La Ronald S. Lauder Foundation collaborava con la Comunità ebraica di Roma già da diversi anni, con una donazione annuale di circa 150.000 euro in borse di studio. Questo rapporto, iniziato da Riccardo Pacifici, è proseguito con Ruth Dureghello. Diventato io presidente, ho incontrato più volte Ronald Lauder a New York e siamo entrati in sintonia, con lui e col Ceo della Fondazione, Josh Spinner, di cui apprezzo la grande competenza. E ho capito che si poteva osare di più ed erano maturi i tempi per proporre un grande progetto di rilancio e ammodernamento delle nostre scuole, per il quale servono 25 milioni di euro. Dopo di loro, si è avvicinata una seconda grande istituzione, la Yael Foundation, che in tempi molto rapidi ha aderito al progetto, abbracciandone la visione. Grazie al loro contributo iniziale di 14 milioni di euro e ad altre donazioni riusciremo già a coprire 22.5 milioni, alla Comunità resta da raccoglierne 2.5.
Pensare alla scuola ebraica del futuro significa anche pensare all’insegnamento e alla crescita in termini culturali, intellettuali ed ebraici: ci saranno novità anche in questo ambito?

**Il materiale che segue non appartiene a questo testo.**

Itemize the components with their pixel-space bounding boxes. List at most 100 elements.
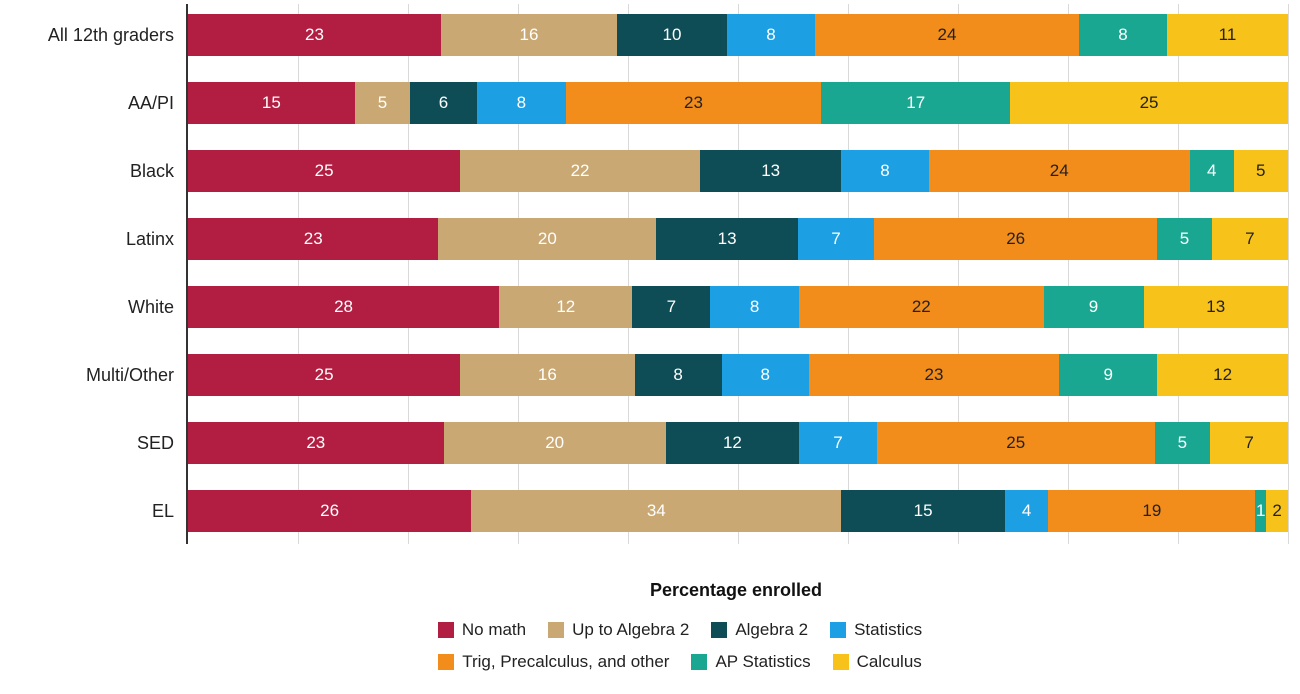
legend-label: Calculus [857,652,922,672]
bar-value-label: 23 [684,93,703,113]
bar-value-label: 25 [1140,93,1159,113]
bar-segment: 10 [617,14,727,56]
bar-value-label: 7 [1244,433,1253,453]
bar-segment: 11 [1167,14,1288,56]
bar-segment: 23 [188,14,441,56]
bar-segment: 23 [188,422,444,464]
bar-segment: 5 [1155,422,1211,464]
bar-segment: 5 [1157,218,1211,260]
category-label: Black [0,150,186,192]
bar-segment: 25 [188,150,460,192]
bar-segment: 6 [410,82,477,124]
bar-value-label: 23 [304,229,323,249]
gridline [1288,4,1289,544]
bar-value-label: 8 [673,365,682,385]
bar-value-label: 20 [545,433,564,453]
legend-swatch [833,654,849,670]
legend-item: Trig, Precalculus, and other [438,652,669,672]
category-label: All 12th graders [0,14,186,56]
legend-swatch [548,622,564,638]
bar-segment: 13 [656,218,798,260]
bar-value-label: 5 [1256,161,1265,181]
bar-value-label: 8 [760,365,769,385]
legend-item: No math [438,620,526,640]
bar-value-label: 13 [761,161,780,181]
bar-value-label: 22 [571,161,590,181]
legend-swatch [438,622,454,638]
bar-segment: 23 [566,82,822,124]
bar-row: 26341541912 [188,490,1288,532]
bar-segment: 8 [722,354,809,396]
legend-label: Up to Algebra 2 [572,620,689,640]
enrollment-stacked-bar-chart: 2316108248111556823172525221382445232013… [0,0,1300,694]
bar-value-label: 25 [315,161,334,181]
bar-value-label: 2 [1272,501,1281,521]
bar-value-label: 9 [1104,365,1113,385]
legend-swatch [711,622,727,638]
bar-segment: 7 [1212,218,1288,260]
bar-segment: 13 [1144,286,1288,328]
bar-value-label: 8 [517,93,526,113]
legend-swatch [830,622,846,638]
bar-value-label: 28 [334,297,353,317]
bar-value-label: 11 [1219,25,1237,45]
bar-value-label: 24 [938,25,957,45]
bar-value-label: 8 [766,25,775,45]
bar-value-label: 4 [1022,501,1031,521]
legend-item: Up to Algebra 2 [548,620,689,640]
bar-segment: 25 [1010,82,1288,124]
category-label: White [0,286,186,328]
bar-segment: 12 [1157,354,1288,396]
bar-segment: 20 [438,218,656,260]
bar-value-label: 23 [925,365,944,385]
bar-segment: 22 [460,150,700,192]
bar-segment: 8 [727,14,815,56]
legend-item: AP Statistics [691,652,810,672]
bar-value-label: 20 [538,229,557,249]
bar-segment: 8 [1079,14,1167,56]
category-label: Latinx [0,218,186,260]
bar-value-label: 15 [262,93,281,113]
legend-label: Trig, Precalculus, and other [462,652,669,672]
bar-row: 28127822913 [188,286,1288,328]
bar-value-label: 7 [831,229,840,249]
bar-segment: 16 [441,14,617,56]
bar-value-label: 5 [1178,433,1187,453]
bar-value-label: 4 [1207,161,1216,181]
bar-value-label: 8 [880,161,889,181]
bar-value-label: 34 [647,501,666,521]
bar-value-label: 23 [306,433,325,453]
bar-segment: 24 [815,14,1079,56]
x-axis-title: Percentage enrolled [186,580,1286,601]
legend-swatch [691,654,707,670]
bar-segment: 9 [1059,354,1157,396]
bar-segment: 25 [188,354,460,396]
bar-value-label: 7 [1245,229,1254,249]
bar-segment: 28 [188,286,499,328]
bar-segment: 5 [355,82,411,124]
bar-segment: 15 [188,82,355,124]
bar-segment: 26 [874,218,1157,260]
bar-segment: 12 [666,422,799,464]
category-label: Multi/Other [0,354,186,396]
bar-segment: 24 [929,150,1190,192]
bar-value-label: 13 [718,229,737,249]
bar-value-label: 12 [723,433,742,453]
bar-value-label: 26 [320,501,339,521]
legend: No mathUp to Algebra 2Algebra 2Statistic… [300,620,1060,672]
bar-value-label: 5 [1180,229,1189,249]
bar-segment: 15 [841,490,1004,532]
bar-segment: 16 [460,354,634,396]
bar-segment: 23 [188,218,438,260]
bar-value-label: 7 [667,297,676,317]
bar-value-label: 25 [315,365,334,385]
bar-segment: 8 [635,354,722,396]
bar-value-label: 16 [538,365,557,385]
legend-swatch [438,654,454,670]
bar-segment: 22 [799,286,1043,328]
bar-segment: 9 [1044,286,1144,328]
bar-segment: 4 [1005,490,1049,532]
bar-row: 23201272557 [188,422,1288,464]
bar-segment: 23 [809,354,1059,396]
bar-value-label: 16 [520,25,539,45]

Se sì, quali?
Con le due maggiori fondazioni di charity ebraiche abbiamo convenuto di implementare la gestione manageriale delle scuole. Partiamo da un ottimo livello, ma è necessario fare un salto nel futuro e raggiungere la qualità delle scuole più competitive a livello mondiale. Le due fondazioni si sono offerte di individuare un manager con esperienza nel mondo della didattica, che verrà a Roma per la due diligence e per indicare i possibili miglioramenti organizzativi, che saranno realizzati con il loro sostegno. Abbiamo l’assicurazione che verrà rispettata la nostra autonomia decisionale e l’indipendenza scolastica.
Che cosa significa per la Comunità attribuire una dimensione internazionale alla scuola?
Significa maggiori possibilità di successo per i nostri ragazzi. I futuri confini delle loro opportunità coincideranno con il mondo, ma sempre col cuore nella nostra città e nella nostra Comunità.
Qual è l’obiettivo a lungo termine di questo progetto in un contesto molto complesso? Qual è la visione della CER sul futuro?
Le comunità ebraiche stanno attraversando ovunque un periodo difficile. Ma le crisi rappresentano anche occasioni di crescita. Abbiamo il dovere di lavorare per garantire il massimo ai nostri figli e a chi verrà dopo di loro. Scoraggiamento e pessimismo provengono da sitrà achrà, dall’altro lato. Noi abbiamo fiducia in D-o e nella vita.